The racial component isn’t ideal, you don’t want your positions of leadership in a society dominated by a single ethnic group, but it is at least promising in terms of the culture amongst some of the wealthier members of our society.
The QB puts himself at great physical risk in order to execute a position that is defined by leading the team, getting them into the right situations, and then distributing the ball to the right people at the right times. If a large chunk of the wealthier members of our society are playing at this in high school it probably portends good things for their ability to emerge as worthy leaders “after football.”
The prospects
Now none of that is to say that the young men that played for Manvel aren’t also worthy of climbing the ladder in American society. They played a tough, demanding game as well and they played it at a high level, at least on offense.
Manvel is also where most of the top prospects of note in this game could be found. In particular, Jalen Preston. The big 4-star WR has been committed to Texas A&M but is taking official visits and may be open to other schools. He had two highlight plays in this game that I noticed.
Those are nice hands and impressive acceleration (he scored on this play) for a guy standing at 6-2, 210. I’d be curious to see more of his route running but the athleticism, size, and ball skills all check out.
The second was a “slot fade” route of the sort that is increasingly popular these days:
The slot WR regularly has more space to execute a “two-way go” against the defender across from him and if your outside receiver is running a hitch, slant, or in route it can be very easy for him to find open grass to work in outside. What’s impressive here though is the way he posts the Highland Park DB up and makes a one-handed grab.
Another guy that stood out was WR #88 Cade Saustad of Highland Park.

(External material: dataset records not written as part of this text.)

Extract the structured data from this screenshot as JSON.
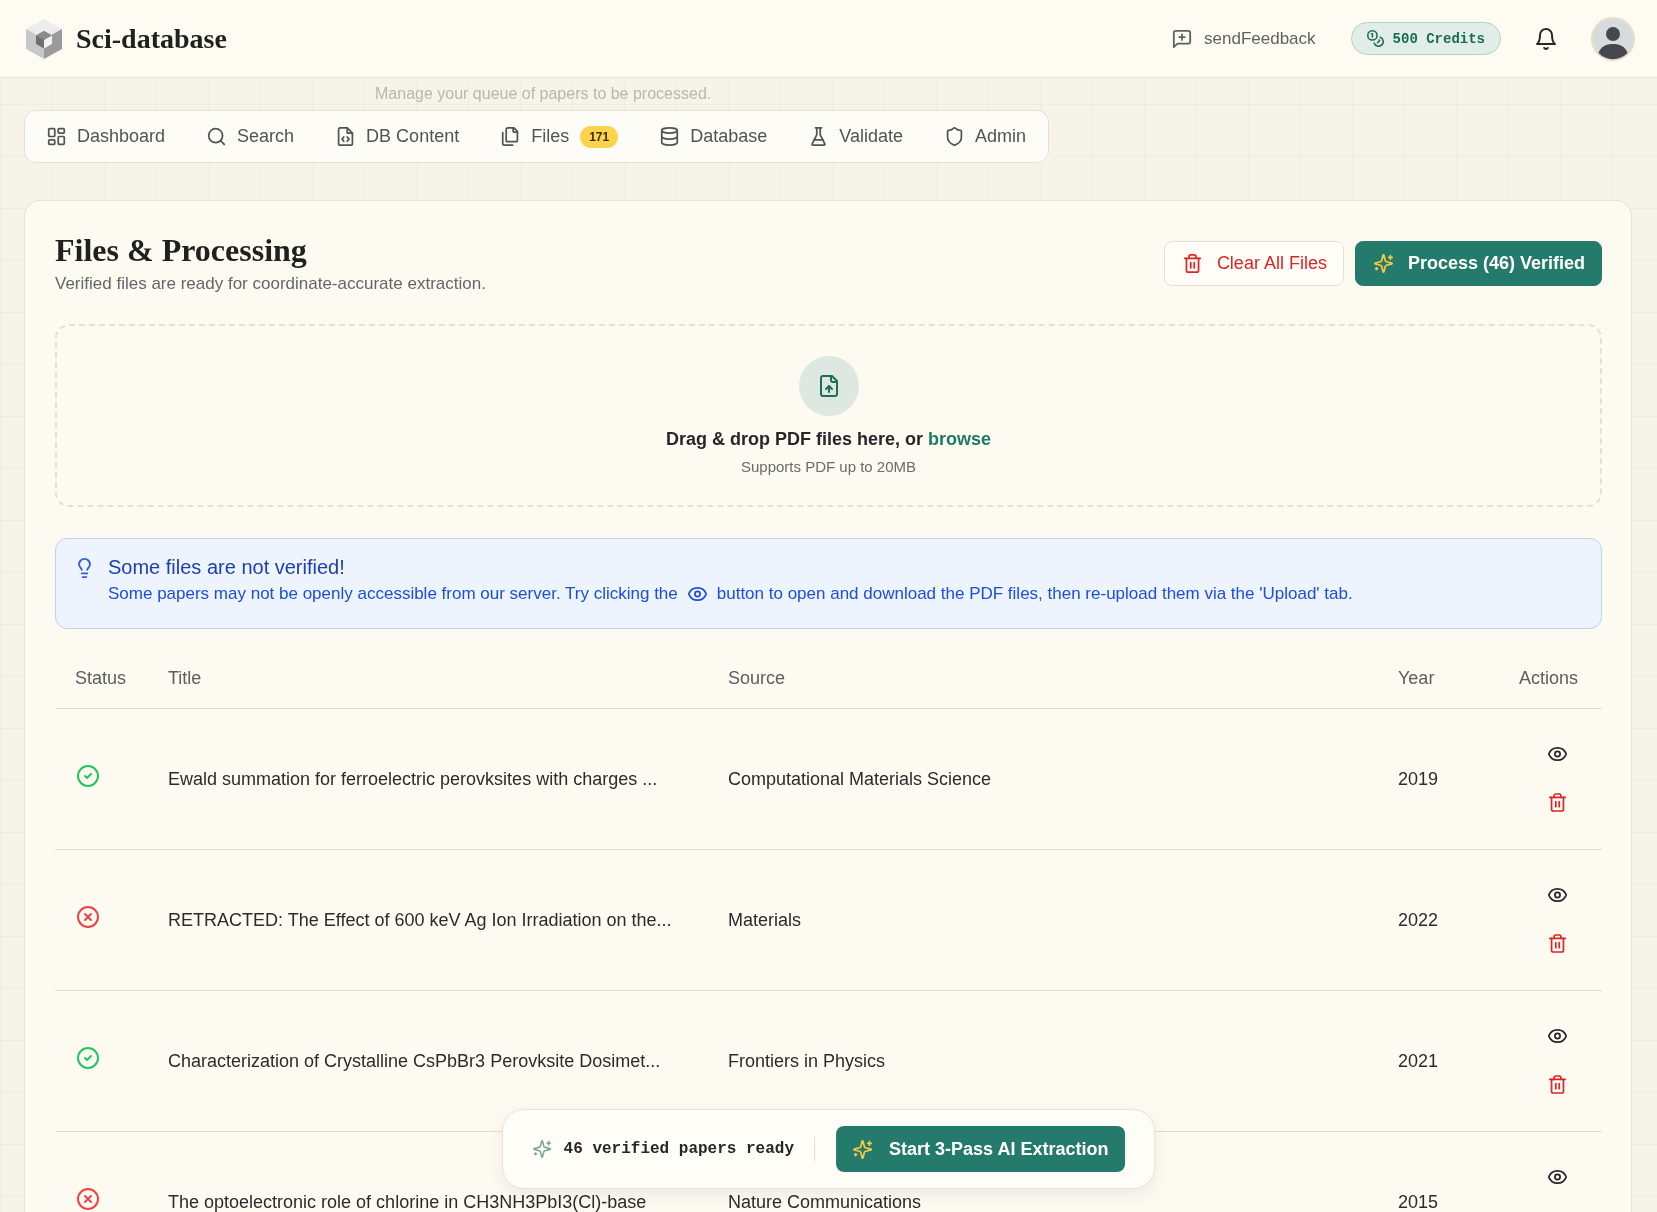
{
  "header": {
    "brand": "Sci-database",
    "feedback": "sendFeedback",
    "credits": "500 Credits"
  },
  "queue_hint": "Manage your queue of papers to be processed.",
  "nav": {
    "tabs": [
      {
        "label": "Dashboard",
        "selected": false
      },
      {
        "label": "Search",
        "selected": false
      },
      {
        "label": "DB Content",
        "selected": false
      },
      {
        "label": "Files",
        "selected": false,
        "badge": "171"
      },
      {
        "label": "Database",
        "selected": false
      },
      {
        "label": "Validate",
        "selected": false
      },
      {
        "label": "Admin",
        "selected": false
      }
    ]
  },
  "panel": {
    "title": "Files & Processing",
    "subtitle": "Verified files are ready for coordinate-accurate extraction.",
    "buttons": [
      {
        "label": "Clear All Files",
        "kind": "danger"
      },
      {
        "label": "Process (46) Verified",
        "kind": "primary"
      }
    ]
  },
  "dropzone": {
    "prompt": "Drag & drop PDF files here, or",
    "link": "browse",
    "note": "Supports PDF up to 20MB"
  },
  "alert": {
    "title": "Some files are not verified!",
    "message_start": "Some papers may not be openly accessible from our server. Try clicking the",
    "message_end": "button to open and download the PDF files, then re-upload them via the 'Upload' tab."
  },
  "table": {
    "columns": [
      "Status",
      "Title",
      "Source",
      "Year",
      "Actions"
    ],
    "rows": [
      {
        "verified": true,
        "title": "Ewald summation for ferroelectric perovksites with charges ...",
        "source": "Computational Materials Science",
        "year": "2019"
      },
      {
        "verified": false,
        "title": "RETRACTED: The Effect of 600 keV Ag Ion Irradiation on the...",
        "source": "Materials",
        "year": "2022"
      },
      {
        "verified": true,
        "title": "Characterization of Crystalline CsPbBr3 Perovksite Dosimet...",
        "source": "Frontiers in Physics",
        "year": "2021"
      },
      {
        "verified": false,
        "title": "The optoelectronic role of chlorine in CH3NH3PbI3(Cl)-base",
        "source": "Nature Communications",
        "year": "2015"
      }
    ]
  },
  "extraction_bar": {
    "summary": "46 verified papers ready",
    "button": "Start 3-Pass AI Extraction"
  }
}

They went to this kid all day long in big moments and he had big catch after big catch, he reminds me a good deal of Jake Maulhardt, who may prove to have been largely responsible for the success of Josh Allen in 2016 as well as his lack of success in 2017. Maulhardt was a 6-6, 210 pound WR who lacked elite top end speed but didn’t lack for hands or route running. From what I can tell, Maulhardt hasn’t really caught on at the NFL level.
Saustad had 11 catches for 210 yards and three scores. Including the game-winner…

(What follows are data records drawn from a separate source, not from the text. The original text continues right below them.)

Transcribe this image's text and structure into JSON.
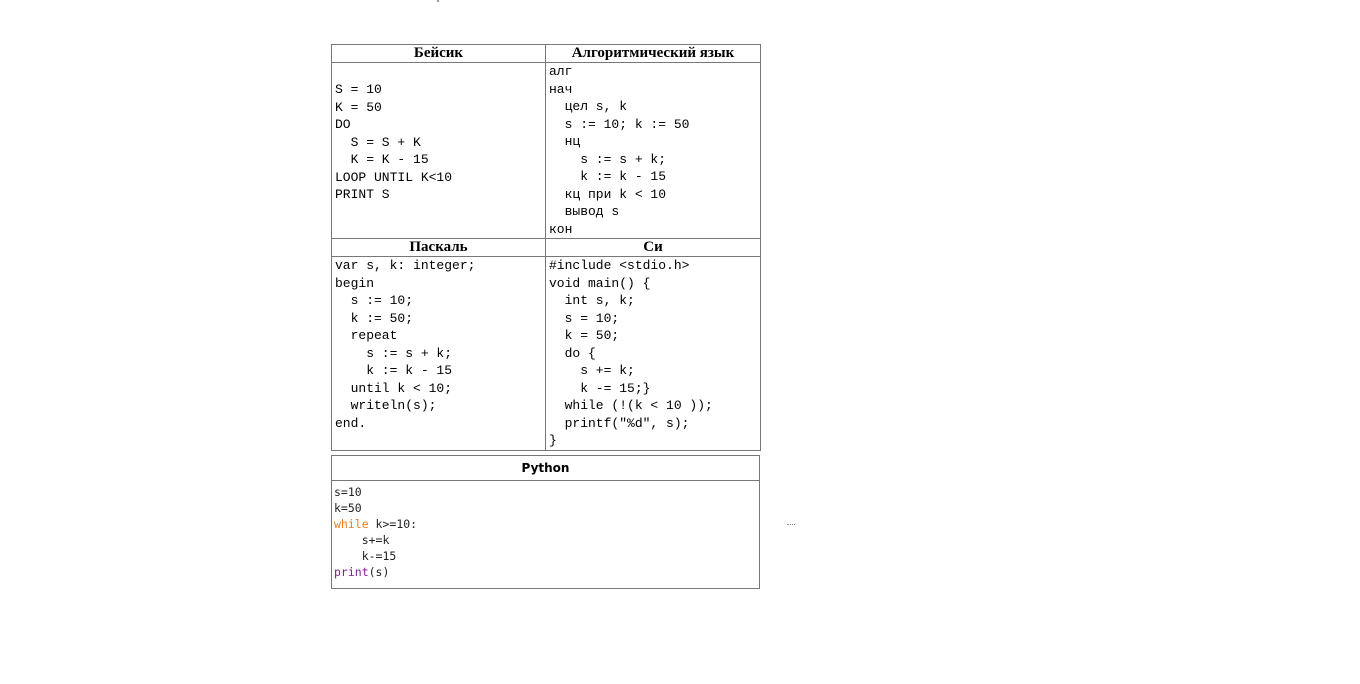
{
  "table": {
    "headers": {
      "basic": "Бейсик",
      "algo": "Алгоритмический язык",
      "pascal": "Паскаль",
      "c": "Си"
    },
    "code": {
      "basic": "S = 10\nK = 50\nDO\n  S = S + K\n  K = K - 15\nLOOP UNTIL K<10\nPRINT S",
      "algo": "алг\nнач\n  цел s, k\n  s := 10; k := 50\n  нц\n    s := s + k;\n    k := k - 15\n  кц при k < 10\n  вывод s\nкон",
      "pascal": "var s, k: integer;\nbegin\n  s := 10;\n  k := 50;\n  repeat\n    s := s + k;\n    k := k - 15\n  until k < 10;\n  writeln(s);\nend.",
      "c": "#include <stdio.h>\nvoid main() {\n  int s, k;\n  s = 10;\n  k = 50;\n  do {\n    s += k;\n    k -= 15;}\n  while (!(k < 10 ));\n  printf(\"%d\", s);\n}"
    }
  },
  "python": {
    "header": "Python",
    "lines": {
      "l1": "s=10",
      "l2": "k=50",
      "l3_kw": "while",
      "l3_rest": " k>=10:",
      "l4": "    s+=k",
      "l5": "    k-=15",
      "l6_kw": "print",
      "l6_rest": "(s)"
    },
    "colors": {
      "while_keyword": "#f07d1a",
      "print_keyword": "#7b1f8f"
    }
  }
}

…where he did a good job of finding the soft spot in Manvel’s zone and then finishing with a score. He also used his length to secure the onside kick recovery that allowed that dramatic, game-winning drive:
247 doesn’t have Saustad continuing his football career at the college level. My google powers reveal that he is going to UVA on scholarship to play lacrosse, which he’s apparently even better at than football. It’s hard to argue that going to a school like that on scholarship in another sport is an inferior option to playing college football at a place like Sam Houston State or wherever he might be able to secure a football scholarship if he had more interest there.
Manvel had a RB named Deneric Prince who’s a 3-star A&M commit but he didn’t really do anything in this game. John Stephen Jones is following his grandfather’s footsteps and playing at Arkansas, although Jerry was a 6-0, 180 pound offensive tackle. Kason Martin seemed like a pretty talented guy despite his 2-star ranking and he’s headed to North Texas where he’ll likely re-emerge in a few years as a 4k-yard passing QB in their Air Raid offense. We’ve only seen that exact story play out a million times before.
This was an exciting game worth looking up if you have the time or interest. As per the usual, Texas HS football manages to combine drama and social science in a way you just can’t find anywhere else.